Bürgermeisterkonferenz: USA soll Atomwaffen-verbotsvertrag billigen

Pressenza New York

Zum Abschluss der 89. Jahrestagung, die aufgrund der anhaltenden COVID-19-Pandemie virtuell am 31. August 2021 stattfand, verabschiedete der Exekutivausschuss der Konferenz der Bürgermeister der Vereinigten Staaten (United States Conference of Mayors – USCM) einstimmig eine kühne neue Resolution, in der die USA aufgefordert werden, den Vertrag über das Verbot von Atomwaffen [AVV] zu billigen und jetzt zu handeln, um einen Atomkrieg zu verhindern und Atomwaffen abzuschaffen.

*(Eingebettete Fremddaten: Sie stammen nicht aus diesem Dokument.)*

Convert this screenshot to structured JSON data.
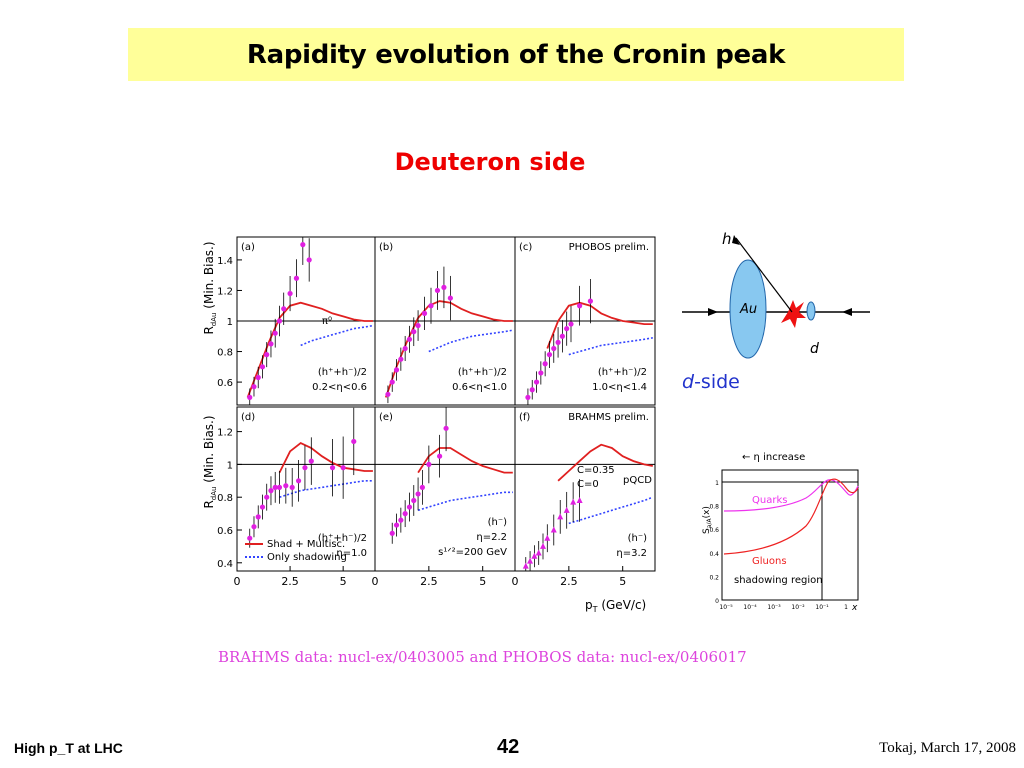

In der Resolution wird die Regierung der Vereinigten Staaten aufgefordert, „den Vertrag als einen positiven Schritt zur Aushandlung eines umfassenden Abkommens über die Erreichung und dauerhafte Erhaltung einer atomwaffenfreien Welt zu begrüßen“. Weiter heißt es: „Die Bürgermeisterkonferenz der Vereinigten Staaten begrüßt die gemeinsame Erklärung von Präsident Biden und dem russischen Präsidenten Putin vom 16. Juni 2021, in der sie ‚den Grundsatz bekräftigen, dass ein Atomkrieg nicht gewonnen werden kann und niemals geführt werden darf‘, und fordert die Biden-Regierung auf, die nuklearen Spannungen durch intensive diplomatische Bemühungen mit Russland und China abzubauen und sich aktiv um ein überprüfbares Abkommen zwischen den atomar bewaffneten Staaten zu bemühen, um ihre Atomwaffenarsenale in Übereinstimmung mit den Anforderungen des Völkerrechts zu beseitigen, das dem AVV um Jahrzehnte vorausgeht.“

Laut einem Bericht der Internationalen Kampagne zur Abschaffung von Atomwaffen (ICAN) gaben die neun nuklear bewaffneten Staaten im Jahr 2020 72,6 Milliarden Dollar für Atomwaffen aus, wobei die USA mit 37,4 Milliarden Dollar oder 70.881 Dollar pro Minute an der Spitze lagen“, beginnt die USCM-Resolution mit einer deutlichen Warnung des Bulletin of the Atomic Scientists:

Am 27. Januar 2021 verkündete das Bulletin of the Atomic Scientists, dass es die Zeiger seiner Weltuntergangsuhr auf 100 Sekunden vor Mitternacht stellt, so nah wie nie zuvor an der globalen Vernichtung, mit der Aussage: „Nach unserer Einschätzung hat sich das Potenzial, dass die Welt in einen Atomkrieg stolpert – eine allgegenwärtige Gefahr in den letzten 75 Jahren – im Jahr 2020 erhöht“: „Die existenziellen Bedrohungen durch Atomwaffen und den Klimawandel haben sich in den letzten Jahren durch einen Bedrohungsmultiplikator verschärft: die fortschreitende Korruption der Informationsökosphäre, von der Demokratie und öffentliche Entscheidungsfindung abhängen… Die COVID-19-Pandemie ist ein Weckruf.“

Die USCM-Resolution unterstreicht, dass „die Spannungen zwischen den Vereinigten Staaten und Russland sowie zwischen den Vereinigten Staaten und China dramatisch zugenommen haben, mit Krisenherden in der Ukraine und Taiwan, die potenziell zu nuklearen Konfrontationen führen könnten.“ Die USCM bringt ihre Besorgnis darüber zum Ausdruck, dass „Präsident Bidens Haushaltsantrag für das Haushaltsjahr 2022 die Militärausgaben um 11 Milliarden Dollar erhöht und die Finanzierung aller Upgrades für nukleare Sprengköpfe und Trägersysteme aus dem Haushalt seines Vorgängers sowie die massiven Investitionen in die Kernwaffeninfrastruktur verlängert, um die Erforschung, Entwicklung, Produktion und den Einsatz von Kernwaffen bis weit ins 21. Jahrhundert zu projizieren, was einen Verstoß gegen die Abrüstungsverpflichtungen der Vereinigten Staaten gemäß dem Atomwaffensperrvertrag von 1970 darstellt.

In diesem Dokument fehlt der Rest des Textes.